Aspiring designers, fashion students and shoe lovers shouldn’t miss a rare opportunity to catch a glimpse of Vivienne Westwood’s unique designs of the ultimate fetish object, the shoe.
The exhibition, which runs until September 6 at Central Embassy celebrates the ingenuity and creativity of the famous British fashion designer and marks the opening of the first Vivienne Westwood boutique in Thailand.
Following the success of its first showing in London, the unique collection, which encapsulates more 40 years of design, has travelled the world from Beirut to Moscow, across Asia and the US, to its current home at the ultra-modern mall.
The exhibition displays more than 60 of Westwood’s iconic shoe designs and traces the exceptional success of her career to date. Illustrating her defiance of the rules of wearability and convention, the exhibition is also evidence of her uncompromising quest for superb craftsmanship and attention to detail.

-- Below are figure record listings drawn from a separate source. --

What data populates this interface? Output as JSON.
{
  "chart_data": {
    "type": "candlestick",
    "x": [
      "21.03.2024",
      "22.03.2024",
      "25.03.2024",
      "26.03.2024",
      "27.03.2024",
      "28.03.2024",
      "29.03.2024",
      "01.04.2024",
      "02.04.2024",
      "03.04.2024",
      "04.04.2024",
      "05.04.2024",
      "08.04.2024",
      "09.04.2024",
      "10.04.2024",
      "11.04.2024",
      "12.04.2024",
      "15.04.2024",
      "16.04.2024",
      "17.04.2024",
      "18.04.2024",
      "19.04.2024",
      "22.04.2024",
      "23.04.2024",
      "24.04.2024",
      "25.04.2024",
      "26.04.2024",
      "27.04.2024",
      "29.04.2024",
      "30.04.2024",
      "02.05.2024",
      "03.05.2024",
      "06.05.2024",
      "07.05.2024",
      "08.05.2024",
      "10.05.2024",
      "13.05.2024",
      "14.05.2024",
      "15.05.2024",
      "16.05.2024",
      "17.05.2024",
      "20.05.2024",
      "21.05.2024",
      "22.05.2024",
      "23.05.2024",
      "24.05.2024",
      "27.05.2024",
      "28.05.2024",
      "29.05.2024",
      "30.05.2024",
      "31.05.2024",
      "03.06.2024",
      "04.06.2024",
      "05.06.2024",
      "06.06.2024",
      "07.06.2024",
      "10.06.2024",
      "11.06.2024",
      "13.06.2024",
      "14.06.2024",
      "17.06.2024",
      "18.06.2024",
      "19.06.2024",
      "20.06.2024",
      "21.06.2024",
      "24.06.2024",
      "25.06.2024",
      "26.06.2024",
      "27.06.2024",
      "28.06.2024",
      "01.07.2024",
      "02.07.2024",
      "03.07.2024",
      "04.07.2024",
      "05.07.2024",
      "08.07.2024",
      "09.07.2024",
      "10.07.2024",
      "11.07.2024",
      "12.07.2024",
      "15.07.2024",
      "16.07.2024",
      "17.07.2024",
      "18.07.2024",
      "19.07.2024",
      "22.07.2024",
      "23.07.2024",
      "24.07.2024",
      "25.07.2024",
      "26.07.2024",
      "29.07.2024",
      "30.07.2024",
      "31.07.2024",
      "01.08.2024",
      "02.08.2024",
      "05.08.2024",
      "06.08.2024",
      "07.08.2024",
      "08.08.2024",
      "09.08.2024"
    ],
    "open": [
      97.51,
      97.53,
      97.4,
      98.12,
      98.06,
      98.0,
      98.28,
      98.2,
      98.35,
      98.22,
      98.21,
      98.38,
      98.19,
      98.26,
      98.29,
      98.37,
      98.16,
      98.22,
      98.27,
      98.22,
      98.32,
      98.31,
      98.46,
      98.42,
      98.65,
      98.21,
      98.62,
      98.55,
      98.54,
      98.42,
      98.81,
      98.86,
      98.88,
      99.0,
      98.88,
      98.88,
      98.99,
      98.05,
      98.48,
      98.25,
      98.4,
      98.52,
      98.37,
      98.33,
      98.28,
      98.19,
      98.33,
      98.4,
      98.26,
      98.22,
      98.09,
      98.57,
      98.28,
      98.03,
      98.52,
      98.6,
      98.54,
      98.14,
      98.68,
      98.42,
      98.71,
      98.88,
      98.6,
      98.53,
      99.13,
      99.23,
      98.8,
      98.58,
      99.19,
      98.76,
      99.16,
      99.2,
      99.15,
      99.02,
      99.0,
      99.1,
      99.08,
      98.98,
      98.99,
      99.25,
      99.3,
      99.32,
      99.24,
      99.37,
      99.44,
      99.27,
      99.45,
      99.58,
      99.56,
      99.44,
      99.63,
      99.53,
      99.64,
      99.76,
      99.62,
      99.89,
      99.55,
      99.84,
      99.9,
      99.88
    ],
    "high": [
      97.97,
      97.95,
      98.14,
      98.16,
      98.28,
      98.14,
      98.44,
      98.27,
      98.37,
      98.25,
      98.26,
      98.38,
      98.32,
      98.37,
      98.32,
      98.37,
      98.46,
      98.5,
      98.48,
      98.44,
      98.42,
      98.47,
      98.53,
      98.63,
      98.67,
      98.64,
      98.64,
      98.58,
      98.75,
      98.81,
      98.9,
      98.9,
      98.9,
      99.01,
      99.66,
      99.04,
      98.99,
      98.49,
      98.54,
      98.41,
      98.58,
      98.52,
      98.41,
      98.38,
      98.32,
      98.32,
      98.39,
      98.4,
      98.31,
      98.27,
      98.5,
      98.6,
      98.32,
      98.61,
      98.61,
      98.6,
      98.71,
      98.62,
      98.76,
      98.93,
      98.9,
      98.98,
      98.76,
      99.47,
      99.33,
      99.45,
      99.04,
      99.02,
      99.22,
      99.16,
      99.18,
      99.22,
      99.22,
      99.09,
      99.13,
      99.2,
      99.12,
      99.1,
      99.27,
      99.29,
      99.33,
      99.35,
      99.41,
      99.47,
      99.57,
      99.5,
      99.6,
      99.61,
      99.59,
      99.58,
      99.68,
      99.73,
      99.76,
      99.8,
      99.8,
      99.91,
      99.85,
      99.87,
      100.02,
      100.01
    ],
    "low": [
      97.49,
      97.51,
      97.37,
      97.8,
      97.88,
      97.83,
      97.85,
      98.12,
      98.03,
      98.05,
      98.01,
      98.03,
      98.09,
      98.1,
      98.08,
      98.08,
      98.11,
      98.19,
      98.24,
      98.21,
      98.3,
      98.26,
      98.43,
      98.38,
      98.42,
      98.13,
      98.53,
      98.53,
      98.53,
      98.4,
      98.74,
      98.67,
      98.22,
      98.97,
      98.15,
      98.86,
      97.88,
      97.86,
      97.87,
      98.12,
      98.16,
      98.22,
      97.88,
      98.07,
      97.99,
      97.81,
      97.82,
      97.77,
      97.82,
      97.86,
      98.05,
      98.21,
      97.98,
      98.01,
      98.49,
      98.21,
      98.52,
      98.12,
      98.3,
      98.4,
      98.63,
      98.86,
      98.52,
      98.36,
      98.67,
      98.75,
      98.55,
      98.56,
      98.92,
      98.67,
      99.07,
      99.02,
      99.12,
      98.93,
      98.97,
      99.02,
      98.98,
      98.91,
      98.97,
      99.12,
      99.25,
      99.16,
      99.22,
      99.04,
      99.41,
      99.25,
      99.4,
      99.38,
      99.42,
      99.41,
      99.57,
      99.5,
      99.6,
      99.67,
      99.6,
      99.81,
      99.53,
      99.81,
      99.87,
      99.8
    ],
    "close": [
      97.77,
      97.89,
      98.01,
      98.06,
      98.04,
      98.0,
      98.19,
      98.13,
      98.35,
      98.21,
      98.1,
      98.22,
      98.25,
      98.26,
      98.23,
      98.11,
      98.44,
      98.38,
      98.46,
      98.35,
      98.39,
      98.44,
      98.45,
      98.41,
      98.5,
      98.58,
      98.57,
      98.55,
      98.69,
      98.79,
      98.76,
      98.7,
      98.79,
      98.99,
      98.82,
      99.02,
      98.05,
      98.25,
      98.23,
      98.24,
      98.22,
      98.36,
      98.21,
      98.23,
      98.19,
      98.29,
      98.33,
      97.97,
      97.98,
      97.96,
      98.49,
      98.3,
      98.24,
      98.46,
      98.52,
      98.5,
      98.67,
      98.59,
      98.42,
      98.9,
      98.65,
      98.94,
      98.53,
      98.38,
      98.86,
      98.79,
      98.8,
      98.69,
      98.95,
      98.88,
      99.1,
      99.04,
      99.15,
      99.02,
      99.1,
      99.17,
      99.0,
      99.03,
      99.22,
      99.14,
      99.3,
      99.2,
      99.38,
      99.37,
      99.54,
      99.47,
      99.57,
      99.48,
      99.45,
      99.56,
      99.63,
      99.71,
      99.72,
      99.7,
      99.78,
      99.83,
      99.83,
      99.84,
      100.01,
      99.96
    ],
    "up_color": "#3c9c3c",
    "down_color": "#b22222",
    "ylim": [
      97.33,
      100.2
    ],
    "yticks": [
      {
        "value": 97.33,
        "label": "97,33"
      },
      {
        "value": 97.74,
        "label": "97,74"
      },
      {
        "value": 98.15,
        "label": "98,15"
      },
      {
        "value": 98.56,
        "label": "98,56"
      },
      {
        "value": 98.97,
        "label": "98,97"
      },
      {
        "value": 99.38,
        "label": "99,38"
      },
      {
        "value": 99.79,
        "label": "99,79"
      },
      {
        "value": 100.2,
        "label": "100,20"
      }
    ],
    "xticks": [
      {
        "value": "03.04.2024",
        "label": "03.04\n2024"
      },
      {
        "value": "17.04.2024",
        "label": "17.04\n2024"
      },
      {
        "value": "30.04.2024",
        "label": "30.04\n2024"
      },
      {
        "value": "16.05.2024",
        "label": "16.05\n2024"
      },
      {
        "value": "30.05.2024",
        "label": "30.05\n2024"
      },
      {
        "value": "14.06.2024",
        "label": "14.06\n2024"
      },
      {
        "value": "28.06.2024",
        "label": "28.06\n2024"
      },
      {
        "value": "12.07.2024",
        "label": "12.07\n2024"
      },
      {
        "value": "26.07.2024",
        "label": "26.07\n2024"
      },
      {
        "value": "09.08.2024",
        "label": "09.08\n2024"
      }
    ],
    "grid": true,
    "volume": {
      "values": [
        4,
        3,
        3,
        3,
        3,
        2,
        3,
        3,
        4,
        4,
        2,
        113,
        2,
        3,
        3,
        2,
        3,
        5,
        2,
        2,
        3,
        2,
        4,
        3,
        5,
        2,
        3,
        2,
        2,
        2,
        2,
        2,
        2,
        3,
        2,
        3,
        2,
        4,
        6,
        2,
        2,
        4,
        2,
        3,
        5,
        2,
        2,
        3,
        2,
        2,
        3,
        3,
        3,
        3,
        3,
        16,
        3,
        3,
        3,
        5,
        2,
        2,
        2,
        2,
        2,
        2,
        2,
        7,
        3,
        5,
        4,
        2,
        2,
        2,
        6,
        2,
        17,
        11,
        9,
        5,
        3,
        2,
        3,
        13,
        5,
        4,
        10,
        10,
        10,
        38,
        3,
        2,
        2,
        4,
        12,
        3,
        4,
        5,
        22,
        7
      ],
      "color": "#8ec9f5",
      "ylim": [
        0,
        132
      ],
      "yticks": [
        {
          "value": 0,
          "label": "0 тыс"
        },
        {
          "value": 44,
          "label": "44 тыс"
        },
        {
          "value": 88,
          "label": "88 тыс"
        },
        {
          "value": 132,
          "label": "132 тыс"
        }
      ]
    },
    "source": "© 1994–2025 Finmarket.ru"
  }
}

Alongside the carefully hand-selected shoes are accessories and looks from Westwood’s London archive collections.
Westwood’s designs are a result of considered and distinctive influences. In the early 70’s she designed the Seditionary boot, which referenced the punk ideal of Situationism, a movement of subversive ideas. 1973-74 brought the infamous “Goat chain boots” created for the “Sex” collection, which instantly became a collector’s item. The early ’80’s brought about the iconic Buffalo bag boot and its twin Sock boot, both produced in 1982.
In 1996, Dutch Delft pottery was the inspiration for her Toile Print boot, and British colonialism was reflected in the Sahara Plimsoll of 1999. Victorian dandyism influenced the 1996 Trompe l’Oeil boot and the 15.5-centimetre heel Mary Janes of Erotic Zones were a salute to S&M and fetishism. Her shoes have also gained a reputation and created memorable fashion moments, such as the tumbling of Naomi Campbell when wearing the Super Elevated Gillie on the catwalk in 1993 and the Rocking Horse which became an instant collectible when it appeared in 1986. Her Pirate boots, first seen in 1981, remain popular and in demand to the present day.
Today, Vivienne Westwood’s shoes are celebrated the world over for leading the way in design, creativity and style and have become famous British icons in their own right.